The Shannon’s are in a position faced by much of the U.S. farming community. The average age of an American farmer is going on 60. In the next two decades, though, more than half of the farm land in the country is predicted to switch hands, either to the next in-family farm generation or to some other entity.

Wes’s father, Earl, who is 78 now, farmed on the side, but his main job was working on the local land-grant experiment station. With Earl’s help in the beginning and “a lot of people being really good to me and fair,” Wes said, he was married, farming full time and settling into a house by 25.

The Shannon operation isn’t big, roughly 1,000 acres, with only 600 of that cultivated crop acreage. The rest is in timber, hay or pasture.

“There are some ways we can stretch the land we have like with double-cropping with some higher-value crops,” Wes said. “But by and large, we have to expand the operation acreage wise for Marc to come in.”
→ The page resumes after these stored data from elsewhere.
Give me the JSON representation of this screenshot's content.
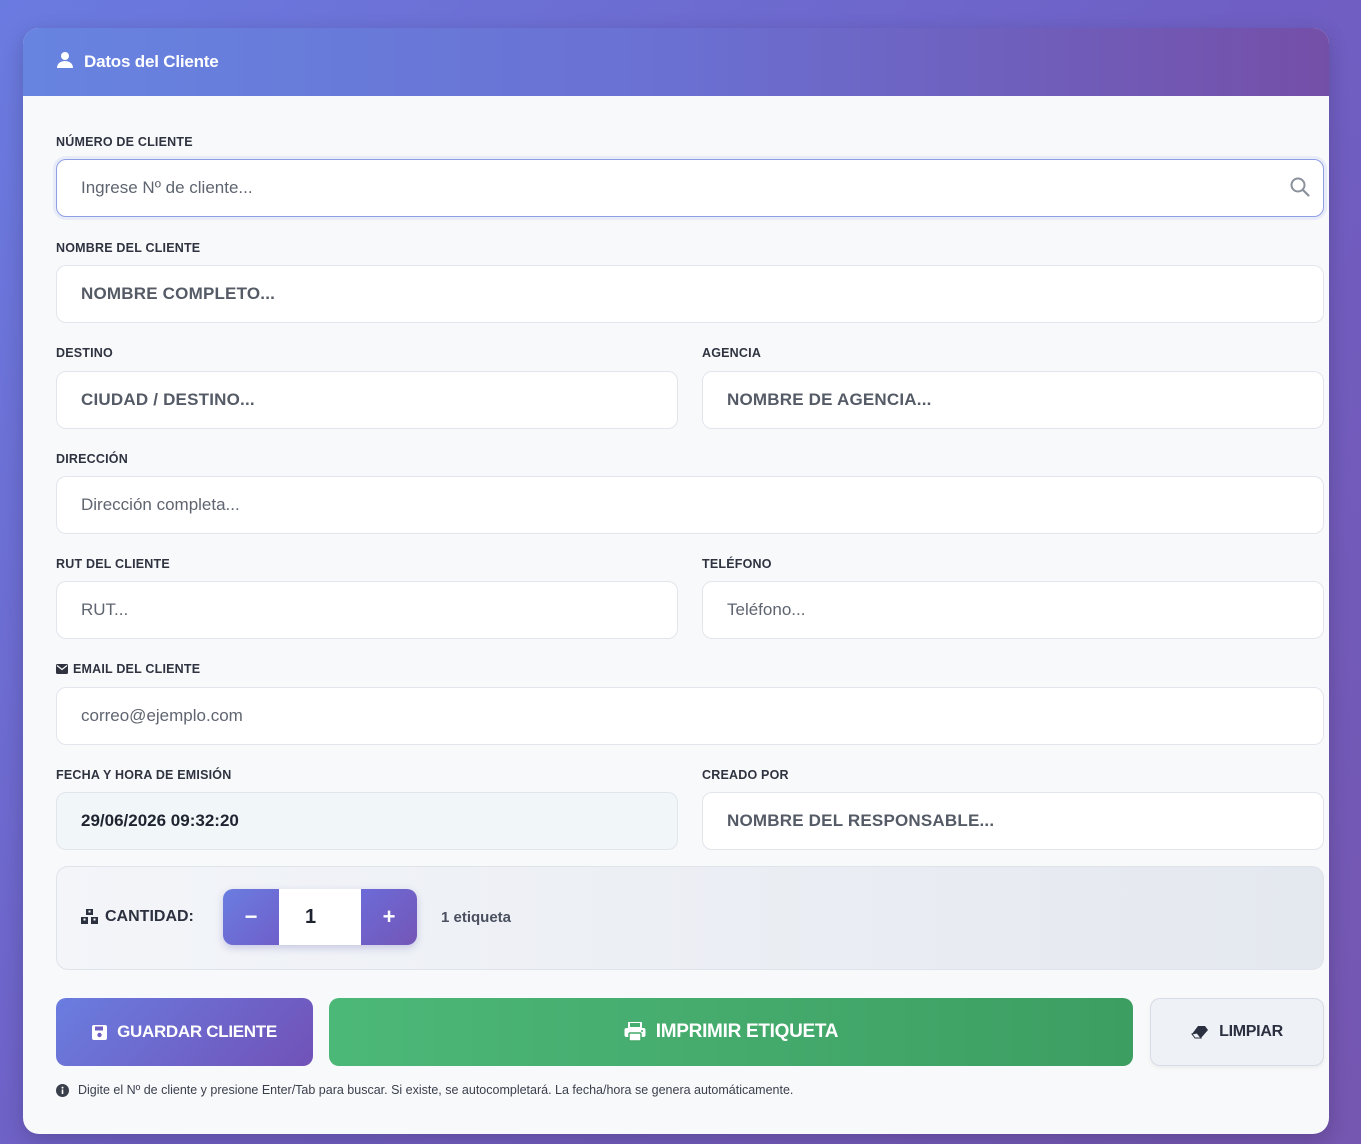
{
  "header": {
    "title": "Datos del Cliente",
    "icon": "user-icon"
  },
  "fields": {
    "numero": {
      "label": "NÚMERO DE CLIENTE",
      "placeholder": "Ingrese Nº de cliente..."
    },
    "nombre": {
      "label": "NOMBRE DEL CLIENTE",
      "placeholder": "NOMBRE COMPLETO..."
    },
    "destino": {
      "label": "DESTINO",
      "placeholder": "CIUDAD / DESTINO..."
    },
    "agencia": {
      "label": "AGENCIA",
      "placeholder": "NOMBRE DE AGENCIA..."
    },
    "direccion": {
      "label": "DIRECCIÓN",
      "placeholder": "Dirección completa..."
    },
    "rut": {
      "label": "RUT DEL CLIENTE",
      "placeholder": "RUT..."
    },
    "telefono": {
      "label": "TELÉFONO",
      "placeholder": "Teléfono..."
    },
    "email": {
      "label": "EMAIL DEL CLIENTE",
      "placeholder": "correo@ejemplo.com"
    },
    "fecha": {
      "label": "FECHA Y HORA DE EMISIÓN",
      "value": "29/06/2026 09:32:20"
    },
    "creado": {
      "label": "CREADO POR",
      "placeholder": "NOMBRE DEL RESPONSABLE..."
    }
  },
  "quantity": {
    "label": "CANTIDAD:",
    "minus": "−",
    "value": "1",
    "plus": "+",
    "note": "1 etiqueta"
  },
  "buttons": {
    "save": "GUARDAR CLIENTE",
    "print": "IMPRIMIR ETIQUETA",
    "clear": "LIMPIAR"
  },
  "hint": "Digite el Nº de cliente y presione Enter/Tab para buscar. Si existe, se autocompletará. La fecha/hora se genera automáticamente.",
  "colors": {
    "accent": "#6a7be0",
    "accent_dark": "#7152b8",
    "success": "#45ab6d"
  }
}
That’s why Marc is willing to travel an hour and a half to rent and work a good field.

Wes said for much of Marc’s life he discouraged him from going into farming, referring to the ugly times, such as the late 1990s and early 2000s where even good farmers didn’t make it, and the times when Wes himself saw too many “What can you do” moments.
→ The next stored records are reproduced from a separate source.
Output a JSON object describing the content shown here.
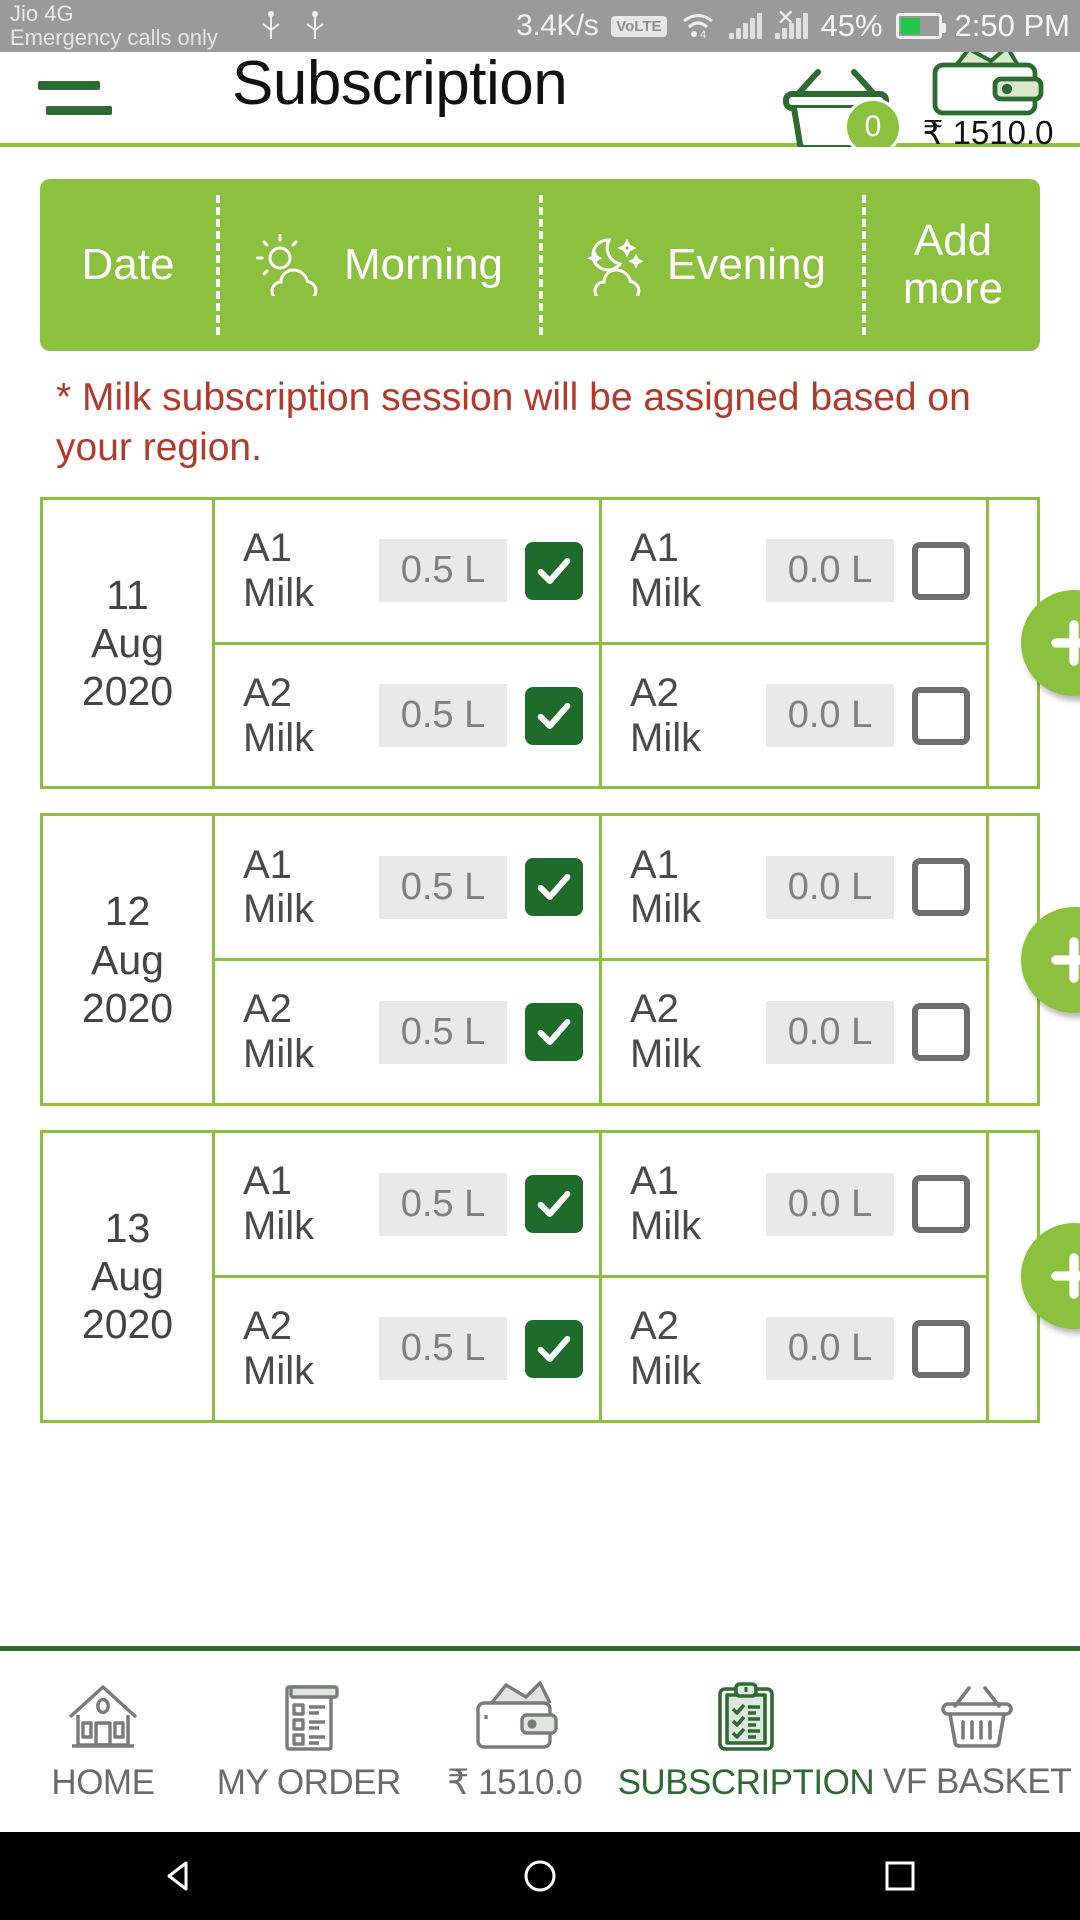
{
  "statusbar": {
    "carrier": "Jio 4G",
    "emergency": "Emergency calls only",
    "speed": "3.4K/s",
    "volte": "VoLTE",
    "battery_pct": "45%",
    "time": "2:50 PM"
  },
  "header": {
    "title": "Subscription",
    "menu_icon": "hamburger-icon",
    "basket_icon": "basket-icon",
    "basket_count": "0",
    "wallet_icon": "wallet-icon",
    "wallet_amount": "₹ 1510.0"
  },
  "table_header": {
    "date": "Date",
    "morning": "Morning",
    "morning_icon": "sun-cloud-icon",
    "evening": "Evening",
    "evening_icon": "moon-cloud-icon",
    "add_more": "Add more"
  },
  "note": "* Milk subscription session will be assigned based on your region.",
  "colors": {
    "accent_green": "#8cc03f",
    "dark_green": "#2e6b33",
    "checked_green": "#1f6b2b",
    "note_red": "#b33a2b",
    "qty_bg": "#e9e9e9",
    "statusbar_bg": "#9a9a9a"
  },
  "days": [
    {
      "day": "11",
      "month": "Aug",
      "year": "2020",
      "morning": [
        {
          "product": "A1 Milk",
          "qty": "0.5 L",
          "checked": true
        },
        {
          "product": "A2 Milk",
          "qty": "0.5 L",
          "checked": true
        }
      ],
      "evening": [
        {
          "product": "A1 Milk",
          "qty": "0.0 L",
          "checked": false
        },
        {
          "product": "A2 Milk",
          "qty": "0.0 L",
          "checked": false
        }
      ],
      "add_label": "+"
    },
    {
      "day": "12",
      "month": "Aug",
      "year": "2020",
      "morning": [
        {
          "product": "A1 Milk",
          "qty": "0.5 L",
          "checked": true
        },
        {
          "product": "A2 Milk",
          "qty": "0.5 L",
          "checked": true
        }
      ],
      "evening": [
        {
          "product": "A1 Milk",
          "qty": "0.0 L",
          "checked": false
        },
        {
          "product": "A2 Milk",
          "qty": "0.0 L",
          "checked": false
        }
      ],
      "add_label": "+"
    },
    {
      "day": "13",
      "month": "Aug",
      "year": "2020",
      "morning": [
        {
          "product": "A1 Milk",
          "qty": "0.5 L",
          "checked": true
        },
        {
          "product": "A2 Milk",
          "qty": "0.5 L",
          "checked": true
        }
      ],
      "evening": [
        {
          "product": "A1 Milk",
          "qty": "0.0 L",
          "checked": false
        },
        {
          "product": "A2 Milk",
          "qty": "0.0 L",
          "checked": false
        }
      ],
      "add_label": "+"
    }
  ],
  "bottom_nav": [
    {
      "label": "HOME",
      "icon": "home-icon",
      "active": false
    },
    {
      "label": "MY ORDER",
      "icon": "order-list-icon",
      "active": false
    },
    {
      "label": "₹ 1510.0",
      "icon": "wallet-icon",
      "active": false
    },
    {
      "label": "SUBSCRIPTION",
      "icon": "clipboard-check-icon",
      "active": true
    },
    {
      "label": "VF BASKET",
      "icon": "basket-icon",
      "active": false
    }
  ],
  "android_nav": {
    "back": "back-triangle-icon",
    "home": "home-circle-icon",
    "recents": "recents-square-icon"
  }
}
“And Marc saw that,” Wes said. “But (farming) is what he wants to do now. Out of any time in my life, though, right now I feel good about the opportunities for a young person who doesn’t mind working hard going into production agriculture at this time.”

The Shannons look to keep farming in the family.

Marc farms in partnership with his father now, splitting labor and equipment, and that’s the way he wants it. But he’s on his own and making decisions, too, learning and living with them. Got a serious girlfriend, too, and a place to live on his own: a glorified Man Cave maybe, but it’s working for now.

Before giving farming a serious try, Marc went to the local junior college and worked for a local tractor implement manufacturer, thinking about becoming an engineer. Fine work, but he realized he wanted to farm. He’s still working his way through college to have something to fall back on.

“I tell him now, ‘Don’t get in too deep too soon. You have to do enough to make a living, but you don’t need new equipment all the time. Be careful how much you spend on rent or you can get caught up with too much in inputs and rent and you can work and end up not make anything,’” Wes said.